Every family has it’s secrets, no matter how candidly they seem to communicate. No matter how passionate or brave their conflicts may seem, there are things that nobody talks about. Things that nobody asks about. A ‘Code of Quo’ that prevents the very fabric of the cosmos from rippling. Nobody just comes out and asks if your boy has turned homo, or who your daughter’s shacking up with now.

But there is that uncle that has transcended space and time, and doesn’t give a damn much about the code anymore. Usually that uncle is a war Veteran and his ears are blown out and he’s too stubborn to wear a hearing aid. Usually he’ll take a glass of wine whenever one is offered to him. Usually he’s just been trapped in car with his wife for too damn many hours when he’d rather be home alone in his tool shed.

Usually, that uncle is your favorite because his eyes are sparkley and his stories roll on and on forever like the alfalfa fields behind his house you used to run through as a little girl.

So, last night we sat in the lamp lit living room in a circle amongst the cats with the TV turned mute.
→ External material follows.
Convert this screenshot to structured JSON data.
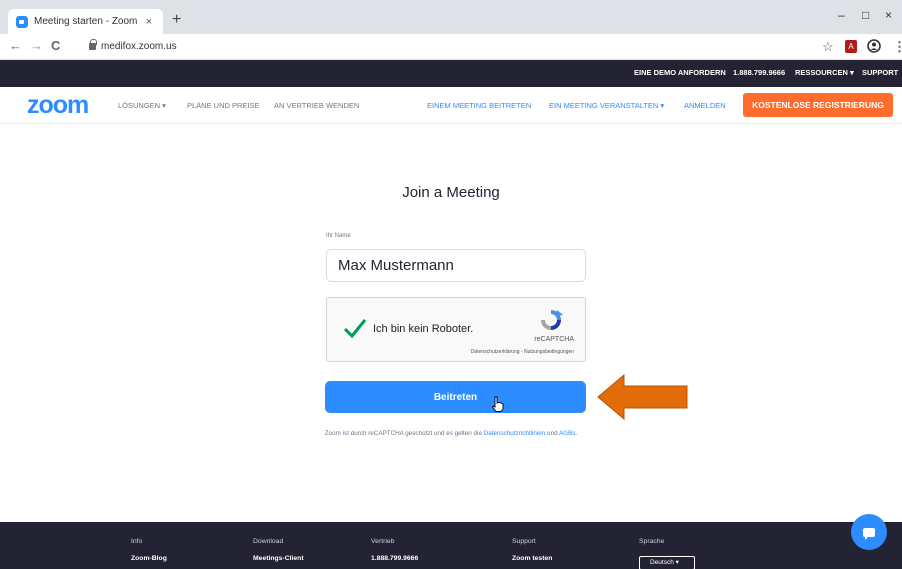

My dad and uncle Arlen took a lot of time playfully complaining about the neurosis of their wives, while my mother and her sister blushed and waved their hands as though swatting at flies, occasionally commenting in our family’s secret Yiddish language. ‘So, kinachi he is!’ There was a lot of complaining about injuries and ailments, countered with proven tribal cures like herbs and metals, and then resuming again the lists of physical traumas.

I am young and healthy and a quiet observer in this conversation.

And then Uncle Arlen sets it up.

‘I am writing a letter to the editor’, he begins ‘and I hope it does some good…well, it goes like this…’
He stares up to our ceiling and begins to account his work in progress. He stops himself, and begins again as he is repeating this letter to us verbatim and doesn’t want to make a mistake.

‘There is a lot of talk about the boys being killed today in Iraq, one thousand and seventeen in the past year. However, as bad as this may be, no one is talking about the 65,000 killed in automobile accidents each year. My question is, what are people doing about THIS tragedy taking place in our country year after year? Just like those soldiers dying, these victims leave behind widows and children and mothers and fathers…”

I am quiet. I imagine now that my eyebrows are even raised. This is because I cannot be sure that he is being perfectly serious. Only moments ago a story about his friend’s anniversary resulted in the guy wishing for his wife to be 30 years younger than him, and he turning instantly from 63 to 93. I cannot be sure.

And then he strikes. He pauses and looks up to me and says, “What do you think about all this, Heather.’

My face goes pale, but further more my parents laughing eyes have fallen flat against their cheeks. The room is quiet save for the sandpapery licking of the cats tongue against his fur coat and the goiter in my father’s throat flopping down into his stomach. They know my anti-SUV/full size van/pickup truck rant backwardsforwardsinsideoutandupsideout. The moment of embarassing truth is inevitable, and it will echo across copperwires along the countryside for weeks to come.

Their daughter is a liberal.

10.01.2004

I was invited to sit at their table. To dip chips and sip margaritas that nicely held hands with smooth tequila shots passed freely from a girl with a skirt the size of a blind fold.

I am sitting at the divorced kids table, and my misery is oh-so-loving my new friends. Throughout the night, I have thoughts about how each of us deserves it; despite our sufferings: Patrick; indulgent with his mouth and his drinks, Seb; who has looked up twice from his biceps all night, and me, just a bottom line basket case that can cold a straight face long enough for things to really get dangerous.

Then there is Claude. She has brought us here together, but for what? But because. This is the bottom where things really get interesting and she wants to watch.